E allora io, reso già padre da quella virtù su lodata, e non sospettando neppur lontanamente che quel benefattore avesse meditato il disegno di darmi in isposa sua figlia, magnifico mostro in gonnella: – Cosimo, figlio mio, che fai? I versi hai visto? non son arte guadagnare. Hai già trentaquattro anni. Quella donna ti secca mortalmente e ti danneggia. L’impiego è buono: dignitoso e lucroso. Su, su, figlio mio! Via questi capellacci, e via anche il barbone, se proprio proprio non te la senti di portartelo a spasso tutto bianco: precocemente, come tu credi.
Fin dall’infanzia (potete bene immaginarlo) non ebbi mai amicizia coi barbieri. Credo anzi che questi mi dovessero tutti, e a ragione, odiare. Per la qual cosa, uscendo la mattina di quel memorabile 12 aprile, già deliberato al sacrifizio, mi parve di andarmi a rendere a discrezione d’un nemico. Che ne avrebbe egli fatto di me? Non sapevo assolutamente concepirmi sbarbato e coi capelli corti. E, via facendo, mi lisciavo, mi carezzavo l’ultima volta la mia bella barba moribonda.
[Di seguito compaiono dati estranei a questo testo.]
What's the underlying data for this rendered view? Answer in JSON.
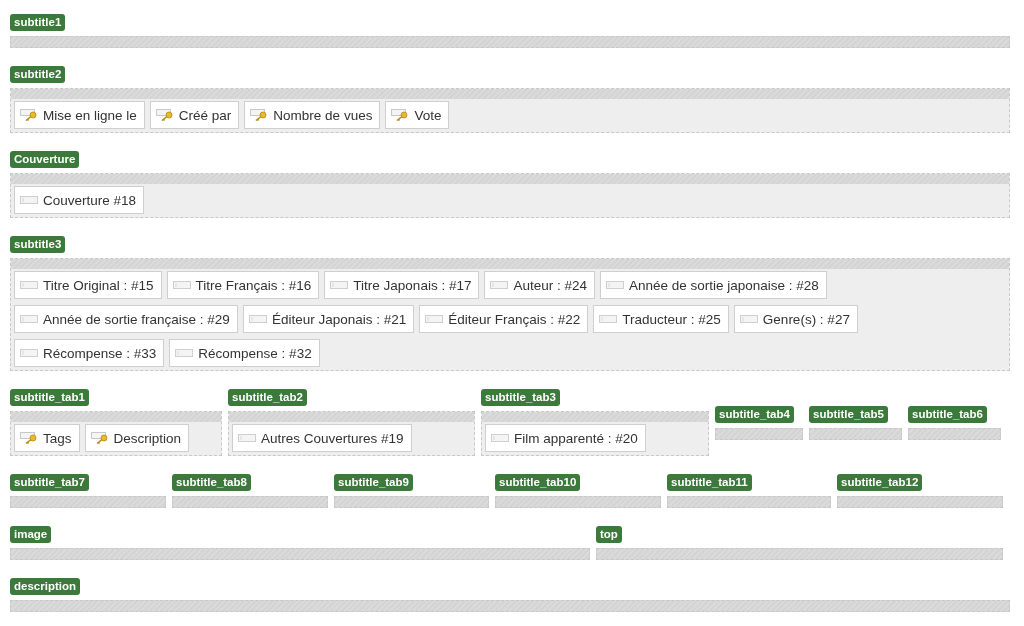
{
  "rows": [
    {
      "zones": [
        {
          "label": "subtitle1"
        }
      ]
    },
    {
      "zones": [
        {
          "label": "subtitle2",
          "fields": [
            {
              "kind": "key",
              "label": "Mise en ligne le"
            },
            {
              "kind": "key",
              "label": "Créé par"
            },
            {
              "kind": "key",
              "label": "Nombre de vues"
            },
            {
              "kind": "key",
              "label": "Vote"
            }
          ]
        }
      ]
    },
    {
      "zones": [
        {
          "label": "Couverture",
          "fields": [
            {
              "kind": "field",
              "label": "Couverture #18"
            }
          ]
        }
      ]
    },
    {
      "zones": [
        {
          "label": "subtitle3",
          "fields": [
            {
              "kind": "field",
              "label": "Titre Original : #15"
            },
            {
              "kind": "field",
              "label": "Titre Français : #16"
            },
            {
              "kind": "field",
              "label": "Titre Japonais : #17"
            },
            {
              "kind": "field",
              "label": "Auteur : #24"
            },
            {
              "kind": "field",
              "label": "Année de sortie japonaise : #28"
            },
            {
              "kind": "field",
              "label": "Année de sortie française : #29"
            },
            {
              "kind": "field",
              "label": "Éditeur Japonais : #21"
            },
            {
              "kind": "field",
              "label": "Éditeur Français : #22"
            },
            {
              "kind": "field",
              "label": "Traducteur : #25"
            },
            {
              "kind": "field",
              "label": "Genre(s) : #27"
            },
            {
              "kind": "field",
              "label": "Récompense : #33"
            },
            {
              "kind": "field",
              "label": "Récompense : #32"
            }
          ]
        }
      ]
    },
    {
      "zones": [
        {
          "label": "subtitle_tab1",
          "fields": [
            {
              "kind": "key",
              "label": "Tags"
            },
            {
              "kind": "key",
              "label": "Description"
            }
          ]
        },
        {
          "label": "subtitle_tab2",
          "fields": [
            {
              "kind": "field",
              "label": "Autres Couvertures #19"
            }
          ]
        },
        {
          "label": "subtitle_tab3",
          "fields": [
            {
              "kind": "field",
              "label": "Film apparenté : #20"
            }
          ]
        },
        {
          "label": "subtitle_tab4"
        },
        {
          "label": "subtitle_tab5"
        },
        {
          "label": "subtitle_tab6"
        }
      ]
    },
    {
      "zones": [
        {
          "label": "subtitle_tab7"
        },
        {
          "label": "subtitle_tab8"
        },
        {
          "label": "subtitle_tab9"
        },
        {
          "label": "subtitle_tab10"
        },
        {
          "label": "subtitle_tab11"
        },
        {
          "label": "subtitle_tab12"
        }
      ]
    },
    {
      "zones": [
        {
          "label": "image"
        },
        {
          "label": "top"
        }
      ]
    },
    {
      "zones": [
        {
          "label": "description"
        }
      ]
    }
  ]
}
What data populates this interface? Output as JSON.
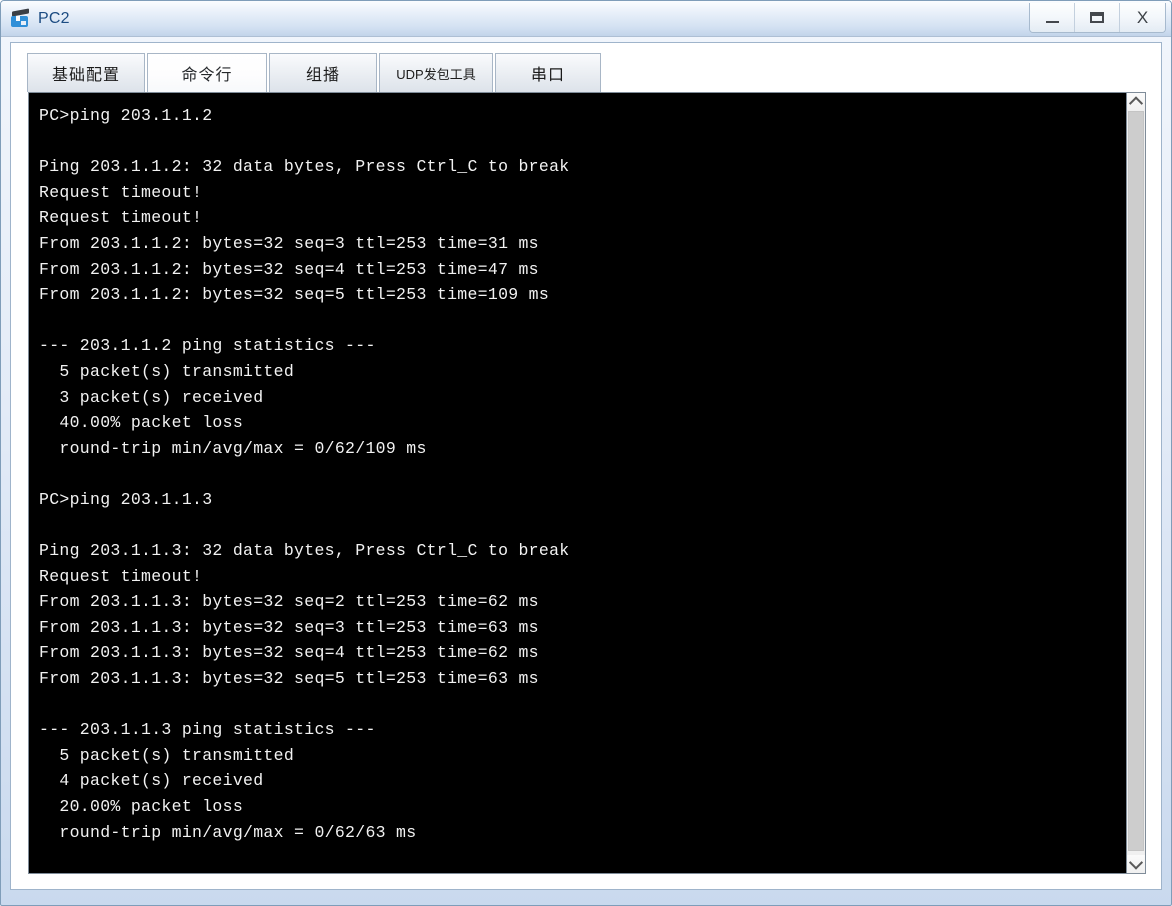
{
  "window": {
    "title": "PC2",
    "icon": "pc-device-icon",
    "controls": {
      "minimize": "_",
      "maximize": "❐",
      "close": "X"
    }
  },
  "tabs": [
    {
      "label": "基础配置",
      "active": false,
      "small": false
    },
    {
      "label": "命令行",
      "active": true,
      "small": false
    },
    {
      "label": "组播",
      "active": false,
      "small": false
    },
    {
      "label": "UDP发包工具",
      "active": false,
      "small": true
    },
    {
      "label": "串口",
      "active": false,
      "small": false
    }
  ],
  "terminal": {
    "background": "#000000",
    "foreground": "#f2f2f2",
    "lines": [
      "PC>ping 203.1.1.2",
      "",
      "Ping 203.1.1.2: 32 data bytes, Press Ctrl_C to break",
      "Request timeout!",
      "Request timeout!",
      "From 203.1.1.2: bytes=32 seq=3 ttl=253 time=31 ms",
      "From 203.1.1.2: bytes=32 seq=4 ttl=253 time=47 ms",
      "From 203.1.1.2: bytes=32 seq=5 ttl=253 time=109 ms",
      "",
      "--- 203.1.1.2 ping statistics ---",
      "  5 packet(s) transmitted",
      "  3 packet(s) received",
      "  40.00% packet loss",
      "  round-trip min/avg/max = 0/62/109 ms",
      "",
      "PC>ping 203.1.1.3",
      "",
      "Ping 203.1.1.3: 32 data bytes, Press Ctrl_C to break",
      "Request timeout!",
      "From 203.1.1.3: bytes=32 seq=2 ttl=253 time=62 ms",
      "From 203.1.1.3: bytes=32 seq=3 ttl=253 time=63 ms",
      "From 203.1.1.3: bytes=32 seq=4 ttl=253 time=62 ms",
      "From 203.1.1.3: bytes=32 seq=5 ttl=253 time=63 ms",
      "",
      "--- 203.1.1.3 ping statistics ---",
      "  5 packet(s) transmitted",
      "  4 packet(s) received",
      "  20.00% packet loss",
      "  round-trip min/avg/max = 0/62/63 ms"
    ]
  },
  "scrollbar": {
    "up_arrow": "scroll-up-icon",
    "down_arrow": "scroll-down-icon"
  }
}
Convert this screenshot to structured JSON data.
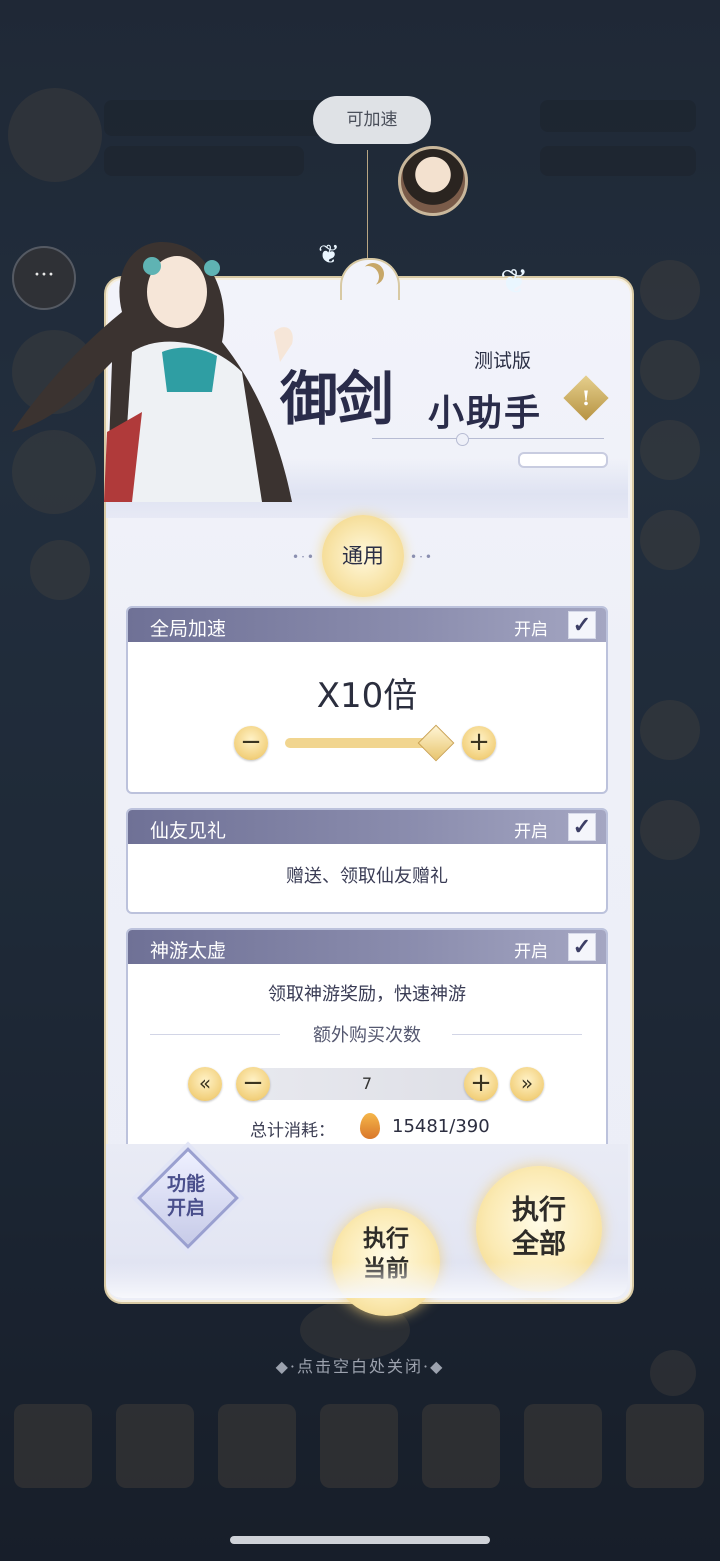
{
  "speech_bubble": "可加速",
  "panel": {
    "version_tag": "测试版",
    "title_main": "御剑",
    "title_sub": "小助手",
    "info_icon": "!",
    "tab_general": "通用"
  },
  "cards": {
    "global_speed": {
      "title": "全局加速",
      "state": "开启",
      "checked": true,
      "value": "X10倍",
      "slider_fraction": 1.0
    },
    "friend_gift": {
      "title": "仙友见礼",
      "state": "开启",
      "checked": true,
      "desc": "赠送、领取仙友赠礼"
    },
    "spirit_travel": {
      "title": "神游太虚",
      "state": "开启",
      "checked": true,
      "desc": "领取神游奖励，快速神游",
      "extra_label": "额外购买次数",
      "count": "7",
      "cost_label": "总计消耗：",
      "cost_value": "15481/390"
    }
  },
  "buttons": {
    "func_open": "功能开启",
    "exec_current": "执行当前",
    "exec_all": "执行全部"
  },
  "close_hint": "点击空白处关闭",
  "colors": {
    "card_header": "#7b7da2",
    "gold": "#f1d27d",
    "panel_bg": "#eef0f8"
  }
}
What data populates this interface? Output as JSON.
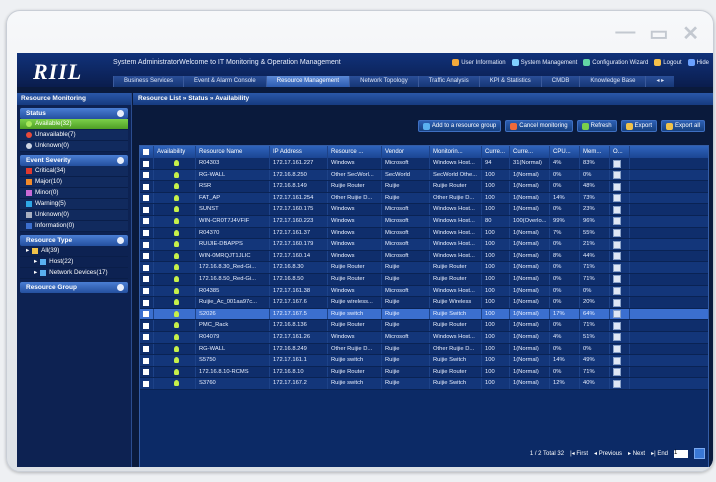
{
  "window_controls": {
    "minimize": "—",
    "maximize": "▭",
    "close": "✕"
  },
  "app": {
    "logo": "RIIL",
    "welcome": "System AdministratorWelcome to IT Monitoring & Operation Management",
    "top_links": [
      "User Information",
      "System Management",
      "Configuration Wizard",
      "Logout",
      "Hide"
    ],
    "top_link_colors": [
      "#f2a93b",
      "#7fd0ff",
      "#62d6a5",
      "#f5c04a",
      "#6aa0ff"
    ],
    "nav_tabs": [
      "Business Services",
      "Event & Alarm Console",
      "Resource Management",
      "Network Topology",
      "Traffic Analysis",
      "KPI & Statistics",
      "CMDB",
      "Knowledge Base",
      "◂ ▸"
    ],
    "active_tab": "Resource Management"
  },
  "sidebar": {
    "title": "Resource Monitoring",
    "status": {
      "label": "Status",
      "items": [
        {
          "label": "Available(32)",
          "selected": true,
          "icon_color": "#a8e85a"
        },
        {
          "label": "Unavailable(7)",
          "icon_color": "#e84a3a"
        },
        {
          "label": "Unknown(0)",
          "icon_color": "#cfd6e4"
        }
      ]
    },
    "severity": {
      "label": "Event Severity",
      "items": [
        {
          "label": "Critical(34)",
          "color": "#e0392f"
        },
        {
          "label": "Major(10)",
          "color": "#f08a2a"
        },
        {
          "label": "Minor(0)",
          "color": "#c86ad6"
        },
        {
          "label": "Warning(5)",
          "color": "#2fa8e6"
        },
        {
          "label": "Unknown(0)",
          "color": "#a9b1c2"
        },
        {
          "label": "Information(0)",
          "color": "#3b6fcf"
        }
      ]
    },
    "resource_type": {
      "label": "Resource Type",
      "items": [
        "All(39)",
        "Host(22)",
        "Network Devices(17)"
      ]
    },
    "resource_group": {
      "label": "Resource Group"
    }
  },
  "main": {
    "breadcrumb": "Resource List  »  Status  »  Availability",
    "toolbar": [
      "Add to a resource group",
      "Cancel monitoring",
      "Refresh",
      "Export",
      "Export all"
    ],
    "columns": [
      "Availability",
      "Resource Name",
      "IP Address",
      "Resource ...",
      "Vendor",
      "Monitorin...",
      "Curre...",
      "Curre...",
      "CPU...",
      "Mem...",
      "O..."
    ],
    "rows": [
      [
        "R04303",
        "172.17.161.227",
        "Windows",
        "Microsoft",
        "Windows Host...",
        "94",
        "31(Normal)",
        "4%",
        "83%"
      ],
      [
        "RG-WALL",
        "172.16.8.250",
        "Other SecWorl...",
        "SecWorld",
        "SecWorld Othe...",
        "100",
        "1(Normal)",
        "0%",
        "0%"
      ],
      [
        "RSR",
        "172.16.8.149",
        "Ruijie Router",
        "Ruijie",
        "Ruijie Router",
        "100",
        "1(Normal)",
        "0%",
        "48%"
      ],
      [
        "FAT_AP",
        "172.17.161.254",
        "Other Ruijie D...",
        "Ruijie",
        "Other Ruijie D...",
        "100",
        "1(Normal)",
        "14%",
        "73%"
      ],
      [
        "SUNST",
        "172.17.160.175",
        "Windows",
        "Microsoft",
        "Windows Host...",
        "100",
        "1(Normal)",
        "0%",
        "23%"
      ],
      [
        "WIN-CR0T7J4VFIF",
        "172.17.160.223",
        "Windows",
        "Microsoft",
        "Windows Host...",
        "80",
        "100(Overlo...",
        "99%",
        "96%"
      ],
      [
        "R04370",
        "172.17.161.37",
        "Windows",
        "Microsoft",
        "Windows Host...",
        "100",
        "1(Normal)",
        "7%",
        "55%"
      ],
      [
        "RUIJIE-DBAPPS",
        "172.17.160.179",
        "Windows",
        "Microsoft",
        "Windows Host...",
        "100",
        "1(Normal)",
        "0%",
        "21%"
      ],
      [
        "WIN-0MRQJT1JLIC",
        "172.17.160.14",
        "Windows",
        "Microsoft",
        "Windows Host...",
        "100",
        "1(Normal)",
        "8%",
        "44%"
      ],
      [
        "172.16.8.30_Red-Gi...",
        "172.16.8.30",
        "Ruijie Router",
        "Ruijie",
        "Ruijie Router",
        "100",
        "1(Normal)",
        "0%",
        "71%"
      ],
      [
        "172.16.8.50_Red-Gi...",
        "172.16.8.50",
        "Ruijie Router",
        "Ruijie",
        "Ruijie Router",
        "100",
        "1(Normal)",
        "0%",
        "71%"
      ],
      [
        "R04385",
        "172.17.161.38",
        "Windows",
        "Microsoft",
        "Windows Host...",
        "100",
        "1(Normal)",
        "0%",
        "0%"
      ],
      [
        "Ruijie_Ac_001aa97c...",
        "172.17.167.6",
        "Ruijie wireless...",
        "Ruijie",
        "Ruijie Wireless",
        "100",
        "1(Normal)",
        "0%",
        "20%"
      ],
      [
        "S2026",
        "172.17.167.5",
        "Ruijie switch",
        "Ruijie",
        "Ruijie Switch",
        "100",
        "1(Normal)",
        "17%",
        "64%"
      ],
      [
        "PMC_Rack",
        "172.16.8.136",
        "Ruijie Router",
        "Ruijie",
        "Ruijie Router",
        "100",
        "1(Normal)",
        "0%",
        "71%"
      ],
      [
        "R04079",
        "172.17.161.26",
        "Windows",
        "Microsoft",
        "Windows Host...",
        "100",
        "1(Normal)",
        "4%",
        "51%"
      ],
      [
        "RG-WALL",
        "172.16.8.249",
        "Other Ruijie D...",
        "Ruijie",
        "Other Ruijie D...",
        "100",
        "1(Normal)",
        "0%",
        "0%"
      ],
      [
        "S5750",
        "172.17.161.1",
        "Ruijie switch",
        "Ruijie",
        "Ruijie Switch",
        "100",
        "1(Normal)",
        "14%",
        "49%"
      ],
      [
        "172.16.8.10-RCMS",
        "172.16.8.10",
        "Ruijie Router",
        "Ruijie",
        "Ruijie Router",
        "100",
        "1(Normal)",
        "0%",
        "71%"
      ],
      [
        "S3760",
        "172.17.167.2",
        "Ruijie switch",
        "Ruijie",
        "Ruijie Switch",
        "100",
        "1(Normal)",
        "12%",
        "40%"
      ]
    ],
    "selected_row": 13,
    "pager": {
      "info": "1 / 2 Total 32",
      "first": "First",
      "previous": "Previous",
      "next": "Next",
      "end": "End",
      "page": "1"
    }
  }
}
Non so quanto gironzassi, sospeso nella scelta del boja. Non una Barbieria in città: tutti Saloni, tutti, anche il più umile e angusto bugigattolo! e per ogni presuntuoso Parrucchiere, anacronismo vestito e calzato, per lo meno cento Coiffeurs, cento Hair Cutting’s.
«Imbecilli! Depauperatori della nostra lingua!»
Mi fermavo un tantino, sì e no, innanzi a gli usci a vetri, a spiar trepidante attraverso le tendine.
«No: troppo lusso! troppi specchi! Questo è un salone per damerini… Altrove! altrove!»
Mi sentivo io stesso avvilito della suggezione che, non solo quei cani, ma anche i loro clienti m’incutevano sentivo che, con quella mia zazzera, io dovevo esser per loro oggetto di derisione. Stanco morto, alla fine, e al colmo dell’esasperazione scoperta (miracolo!) una modesta insegna di Barbiere in una piazzetta fuorimano, mi cacciai senz’altro, aggrondato, feroce, entro la botteguccia.
Il vecchio barbiere, il suo commesso e i due clienti allora sotto il ferro si voltarono tutt’e quattro a un tempo a guardare, come se fosse entrato un selvaggio. Dopo avermi ben bene osservato da capo a piedi, il vecchio mi disse:
– Abbia pazienza un momentino, signore. Ecco, s’accomodi.
E m’indicò un logoro divanuccio sotto uno specchio a muro graziosamente dalle mosche punteggiato d’una miriade di nerellini…
Notai la signorile disinvoltura, la familiarità con cui quegli scorticatori trattano i loro clienti. «Anch’io sarò trattato così, tra breve», pensavo, commiserandomi amaramente. «Sì, ma intanto che dirò? Se dicessi che torno da un lungo viaggio?»
Di tratto in tratto il giovine mi volgeva un’occhiata glaciale, sforbiciando per aria, come per non far perdere l’appetito al suo strumento di tortura.
Venne finalmente la mia volta.
– Il signore vorrebbe accorciati un tantino i capelli?
Guardai fiso negli occhi quel giovine per fargli intender bene che non ero uomo da farmi canzonare da lui, e risposi pigiando su le parole:
– Li voglio tagliati, non accorciati. E voglio anche rasa la barba.
A quest’ordine perentorio, il giovine si turbò alquanto e, come per prender consiglio, rivolse uno sguardo al padrone il quale avendo felicemente allestita la sua vittima, si disponeva ad andar via fregandosi le mani. Certo a colui era passato per la mente il sospetto ch’io fossi un uomo di mal’affare, e che volessi dopo qualche marachella, alterare i miei connotati.
– Interamente rasa? – mi domandò perplesso.
– Ma si può forse radere a metà? – gli feci io stizzito.
– Ubbidisci ai comandi del signore, – tagliò corto il vecchio barbiere, ma più per ammansar me, che per redarguire il giovine. E se ne andò via.